= Liu Guitang =

Chinese bandit

Liu Guitang

Liu Guitang (刘桂堂 (劉桂堂, Liú Guìtáng, Liu Kuei-tang); 1892 – 1943) was a Chinese bandit and soldier, involved in the Japanese attempt to control Chahar province in 1933. Noted for switching sides several times and returning to banditry. Later, during the Second Sino-Japanese War, he commanded some Nanjing Government puppet troops.

The former goat-herder Liu Guitang officially became a full-time bandit in 1915 at the age of 23 in the mountains of southern Shandong. He rose to command a large band of bandits, which eventually surrendered themselves to a Chinese army unit that absorbed them into its ranks (a common recruitment practice of the time). Liu and his men were given new arms and equipment and some time later deserted. They were eventually taken back by the army, but deserted once again. Taken back again in 1931, they were sent by Gen. Han Fuju (governor of Shandong) to help garrison northern Shandong. After yet another desertion they were sent by the Young Marshal Zhang Xueliang to garrison Rehe against Japanese and Manchukuoan forces in early 1933. There Gen. Liu and his men finally went over to the Japanese and Liu was made a Manchukuoan commander.

Liu Guitang, now under Japanese orders, was sent to the southeastern part of Chahar province in the Dolonor region with the object of causing trouble for the Chinese there. He then led his estimated 3,000 troops further east to Zhangbei. Reported at the time as a Japanese operation, it may have been done by Liu without Japan's approval.

In late June a force of two corps of the Chahar People's Anti-Japanese Army under Ji Hongchang pushed northeast against Duolun. His southern corps, under Fang Zhenwu, advanced on Guyuan, held by Liu and his puppet army. Fang persuaded Liu to negotiate with him to change sides in return for surrendering Guyuan and other places on the Bashang Plateau. Liu agreed and retained command of his force, now called the 6th Route.

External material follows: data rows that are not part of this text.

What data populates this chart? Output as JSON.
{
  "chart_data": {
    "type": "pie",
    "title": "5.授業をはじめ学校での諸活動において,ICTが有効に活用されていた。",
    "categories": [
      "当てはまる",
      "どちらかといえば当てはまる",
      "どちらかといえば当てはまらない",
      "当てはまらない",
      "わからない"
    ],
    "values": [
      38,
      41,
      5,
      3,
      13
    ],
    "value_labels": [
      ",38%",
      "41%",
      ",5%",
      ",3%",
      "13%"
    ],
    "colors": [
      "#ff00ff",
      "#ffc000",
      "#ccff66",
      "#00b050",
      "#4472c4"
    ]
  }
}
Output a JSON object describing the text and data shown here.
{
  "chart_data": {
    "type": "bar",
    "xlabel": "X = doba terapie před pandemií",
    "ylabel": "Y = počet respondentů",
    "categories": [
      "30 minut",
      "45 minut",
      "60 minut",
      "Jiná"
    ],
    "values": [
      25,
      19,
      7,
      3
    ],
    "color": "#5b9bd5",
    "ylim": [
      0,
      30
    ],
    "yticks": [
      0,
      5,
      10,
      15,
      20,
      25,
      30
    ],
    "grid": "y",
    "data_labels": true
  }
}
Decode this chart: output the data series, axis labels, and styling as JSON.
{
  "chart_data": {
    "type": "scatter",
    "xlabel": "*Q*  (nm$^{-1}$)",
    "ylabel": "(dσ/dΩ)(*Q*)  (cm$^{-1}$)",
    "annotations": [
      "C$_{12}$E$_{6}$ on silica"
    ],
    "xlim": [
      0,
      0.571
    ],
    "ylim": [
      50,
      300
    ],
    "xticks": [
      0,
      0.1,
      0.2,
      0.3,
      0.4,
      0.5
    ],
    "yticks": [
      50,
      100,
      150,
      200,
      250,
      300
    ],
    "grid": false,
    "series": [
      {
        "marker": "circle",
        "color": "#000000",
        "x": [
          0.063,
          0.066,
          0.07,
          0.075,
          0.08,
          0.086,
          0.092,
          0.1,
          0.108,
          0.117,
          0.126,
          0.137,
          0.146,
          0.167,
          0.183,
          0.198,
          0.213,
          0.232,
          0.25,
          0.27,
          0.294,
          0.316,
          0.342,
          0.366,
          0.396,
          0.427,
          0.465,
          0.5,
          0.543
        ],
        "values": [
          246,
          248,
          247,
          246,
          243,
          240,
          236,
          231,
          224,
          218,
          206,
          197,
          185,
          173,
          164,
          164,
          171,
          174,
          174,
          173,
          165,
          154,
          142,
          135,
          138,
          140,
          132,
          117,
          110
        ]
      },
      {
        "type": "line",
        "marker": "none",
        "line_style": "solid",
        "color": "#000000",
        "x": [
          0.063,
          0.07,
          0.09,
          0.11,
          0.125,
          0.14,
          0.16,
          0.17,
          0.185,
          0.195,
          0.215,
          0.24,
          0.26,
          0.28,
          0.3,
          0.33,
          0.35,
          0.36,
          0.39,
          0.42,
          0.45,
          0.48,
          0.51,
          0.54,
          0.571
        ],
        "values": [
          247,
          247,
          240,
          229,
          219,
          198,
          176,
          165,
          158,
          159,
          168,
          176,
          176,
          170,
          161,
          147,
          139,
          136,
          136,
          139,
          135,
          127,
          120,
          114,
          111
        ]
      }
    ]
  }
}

Chiang Kai-shek began to oppose and subvert the Anti-Japanese Army, directing Song Zheyuan to incorporate, disperse or suppress the Anti-Japanese forces still under Fang Zhenwu. The Anti-Japanese Army was considerably reduced by Song's activities. Fang Zhenwu as the new commander-in-chief ordered the army east to Dushikou. On September 10, Liu met with Fang Zhenwu, Tang Yulin and Ji Hongchang at Yunzhou (north of Chicheng). Together they decided to reorganize the Anti-Japanese Army; Fang Zhenwu was to be commander-in-chief, Tang Yulin deputy commander-in-chief, Guitang Right Route commander, Ji Hongchang Left Route commander and the decision was taken to leave from Dushikou and advance south to attack Beijing.

After the meeting in September Liu changed sides. He was given the title of Bandit Suppression Commander of Eastern Chahar and command of three regiments stationed at Chicheng, Dushikou and Yunzhou. Liu's force then blocked Tang's troops from following the rest of the Anti-Japanese Army south, leaving Fang Zhenwu and Ji Hongchang to continue alone; they were defeated outside Beijing in October.

Over the next few months Liu and his men became discontented with their new employment. His forces clashed with the local militia when they tried to collect more taxes than were legally authorized. He tried to get his command posted to a more prosperous location where he would have difficulty getting food for his men. Sung Che-yuan refused his request. Liu and his men revolted on December 25, 1933, and sacked two towns. Under pressure from the forces of Tang Yulin, Liu's men loaded their loot on hundreds of commandeered camels and donkeys and moved south into the newly created demilitarized zone in northern Hebei. He moved back and forth across it to avoid the Japanese and Chinese armies, neither of which would employ him or his men anymore. On January 1, 1934, his force attacked a town within 15 miles of Beijing. Troops of Gen. Han Fuju were sent against him and defeated Liu's force. He evaded capture and reached the Japanese concession in Tianjin. There he was said to have once more offered his services to the Japanese.

It seems he returned to Shandong sometime late in the 1930s, and during the Second Sino-Japanese War commanded a puppet garrison for the defense of Juxian in support of the Japanese attack on Linyi during the Battle of Xuzhou. He managed to become Commander of over 1000 puppet troops for the Nanjing government in Shandong province. It is claimed he was killed in combat with Communist guerrilla troops in November 1943.